By Steve Campbell | The Huntsville Times
March 07, 2010, 7:09AM
Please click here to read the original article online at al.com.
HUNTSVILLE, AL -- They use phrases like, "engage the community," "develop partnerships," and are guided by the words, "yes we can."
But local leaders insist the latest push to improve Madison County's three school systems isn't about virtuous-sounding phrases that don't lead to meaningful action.
The "Yes We Can Huntsville-Madison County!" movement calls for months of input from citizens on what they want from schools, how people are willing to help, and what they expect from school leaders.
The Schools Foundation, a local school support organization, announced last week it would lead the movement, which involves heavy fundraising.
After more than 300 community conversations, the citizens' demands are built into a contract between school leaders and the people. Then everyone gets to work.
"It sounds fuzzy," said Scott McLain, a Huntsville developer who is co-chairing the movement. But he added: "There's no ulterior motive to this other than to engage the public."
There's no push for a tax increase, he said, and officials won't greet citizens with preconceived notions about what's best for Huntsville, Madison, and Madison County schools, McLain said.
The only result wanted is better schools.
The first Yes We Can movement, at least such a movement with that name, started in Mobile County in 2001.
Carolyn Akers, executive director of the Mobile Area Education Foundation, said locals had distrusted the state's largest school system for decades.
As a whole, student achievement was lousy, she said. The school board was too political. Private schools swelled. Neighborhoods cried inequity.
"It didn't matter what side of I-65 they were on," Akers said. "Nobody felt they were being treated fairly."
Mobile County leaders began more than 50 conversations with their constituents. They visited churches, community centers, people's homes - even a barbershop.
They stayed away from town hall meetings, where someone with a microphone presents ideas while the people listen. Officials wanted it the other way around.
Akers said the community wanted accountability for school performance, better communication between the school system and the public, and of course, better schools.
Businesses donated money. More people volunteered at schools.
In the 2003-2004 school year, the first year No Child Left Behind Act figures were available, Mobile County Schools made only half its academic goals in pursuit of "adequate yearly progress." In 2008-2009, the system made all but one of its goals.
Problems remain, Akers said, but according to the federal government's definition of "proficient," Mobile County students mostly hit the mark on math and reading.
Akers said Madison County leaders shouldn't think Mobile County's school improvement strategy will improve Madison County's schools.
Indeed, while many families once fled Mobile County schools for Baldwin County, Akers said, schools in Madison County are rapidly growing.

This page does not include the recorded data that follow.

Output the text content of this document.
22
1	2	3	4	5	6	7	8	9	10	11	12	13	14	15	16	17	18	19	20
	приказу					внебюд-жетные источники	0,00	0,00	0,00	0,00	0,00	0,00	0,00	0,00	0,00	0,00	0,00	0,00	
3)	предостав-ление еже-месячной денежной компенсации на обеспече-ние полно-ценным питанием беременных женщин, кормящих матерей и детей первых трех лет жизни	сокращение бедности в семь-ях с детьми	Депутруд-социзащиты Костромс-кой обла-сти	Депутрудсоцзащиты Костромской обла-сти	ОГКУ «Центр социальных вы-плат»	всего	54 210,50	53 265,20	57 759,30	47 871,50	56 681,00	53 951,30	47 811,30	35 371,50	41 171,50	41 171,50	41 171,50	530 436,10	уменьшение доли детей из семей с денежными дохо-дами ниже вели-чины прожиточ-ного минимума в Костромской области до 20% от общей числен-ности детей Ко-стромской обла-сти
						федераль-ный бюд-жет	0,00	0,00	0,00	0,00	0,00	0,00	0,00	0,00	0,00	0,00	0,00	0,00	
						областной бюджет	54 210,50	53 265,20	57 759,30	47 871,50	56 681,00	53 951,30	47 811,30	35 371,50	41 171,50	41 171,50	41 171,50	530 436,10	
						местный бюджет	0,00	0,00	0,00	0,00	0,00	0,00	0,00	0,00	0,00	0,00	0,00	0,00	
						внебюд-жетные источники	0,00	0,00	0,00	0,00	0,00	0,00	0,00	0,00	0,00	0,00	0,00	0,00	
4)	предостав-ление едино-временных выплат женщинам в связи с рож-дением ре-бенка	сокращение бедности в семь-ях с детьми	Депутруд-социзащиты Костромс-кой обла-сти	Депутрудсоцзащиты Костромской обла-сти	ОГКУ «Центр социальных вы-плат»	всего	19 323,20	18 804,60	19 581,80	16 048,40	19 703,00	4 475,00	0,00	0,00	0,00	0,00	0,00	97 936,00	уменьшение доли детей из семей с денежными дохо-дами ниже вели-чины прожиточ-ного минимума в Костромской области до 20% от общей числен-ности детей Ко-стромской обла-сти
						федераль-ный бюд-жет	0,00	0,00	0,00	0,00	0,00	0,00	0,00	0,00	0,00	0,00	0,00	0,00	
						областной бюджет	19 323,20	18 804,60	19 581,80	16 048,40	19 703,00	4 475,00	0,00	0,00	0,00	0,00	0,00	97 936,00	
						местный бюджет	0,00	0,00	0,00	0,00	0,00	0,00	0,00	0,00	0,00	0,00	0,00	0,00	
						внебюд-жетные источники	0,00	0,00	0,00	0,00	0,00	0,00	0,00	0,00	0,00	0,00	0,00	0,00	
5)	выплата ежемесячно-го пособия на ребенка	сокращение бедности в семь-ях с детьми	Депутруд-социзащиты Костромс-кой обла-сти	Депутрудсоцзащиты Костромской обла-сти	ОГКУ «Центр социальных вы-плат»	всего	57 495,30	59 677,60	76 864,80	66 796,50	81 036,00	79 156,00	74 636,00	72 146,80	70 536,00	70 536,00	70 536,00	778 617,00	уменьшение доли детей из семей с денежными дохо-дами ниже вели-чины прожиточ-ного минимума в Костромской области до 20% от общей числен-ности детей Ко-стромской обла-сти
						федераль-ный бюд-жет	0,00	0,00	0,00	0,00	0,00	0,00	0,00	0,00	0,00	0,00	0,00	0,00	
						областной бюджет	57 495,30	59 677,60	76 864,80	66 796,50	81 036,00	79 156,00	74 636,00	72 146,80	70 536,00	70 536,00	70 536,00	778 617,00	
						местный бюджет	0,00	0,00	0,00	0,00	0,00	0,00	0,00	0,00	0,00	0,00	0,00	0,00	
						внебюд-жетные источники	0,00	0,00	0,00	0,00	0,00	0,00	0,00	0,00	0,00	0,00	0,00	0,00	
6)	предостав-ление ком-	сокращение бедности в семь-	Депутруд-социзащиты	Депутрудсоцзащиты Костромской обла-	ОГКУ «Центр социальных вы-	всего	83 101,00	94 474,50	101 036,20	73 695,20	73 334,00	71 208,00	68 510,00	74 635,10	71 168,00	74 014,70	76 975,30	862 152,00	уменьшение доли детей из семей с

School leaders here must accommodate more and more students while state money shrinks because of the recession.
"This is not about replicating what happened in Mobile," Akers said. "I just know some of the processes that will help get you there. It will have to be a Huntsville undertaking."
McLain agrees. "We're trying to emulate the process," he said. "We're dramatically different (from Mobile County)."
First comes fundraising. The Schools Foundation must raise $285,000 to do the work required in Yes We Can program, including setting up hundreds of small group community meetings and generating strategic plans customized for each school system.
The community conversations begin in April and may last for more than a year. McLain said the conversations are vital to the effort.
"(People) do care about education, but the process has not been set up to make them comfortable, make them feel a part (of the process) and make them feel inspired," he said at the Monday meeting.
After the conversations, local leaders and the public will create strategic plans designed for each school system.
While "Yes We Can" was a theme for President Barack Obama's campaign in 2008, the "Yes We Can" movement here is not affiliated with a political group. To avoid polarizing potential donors, McLain said local leaders may label the movement "community engagement" or something else.
"If (Yes We Can) is going to give somebody an excuse not to support public education ... ," McLain said, "then I think it's dangerous to our efforts."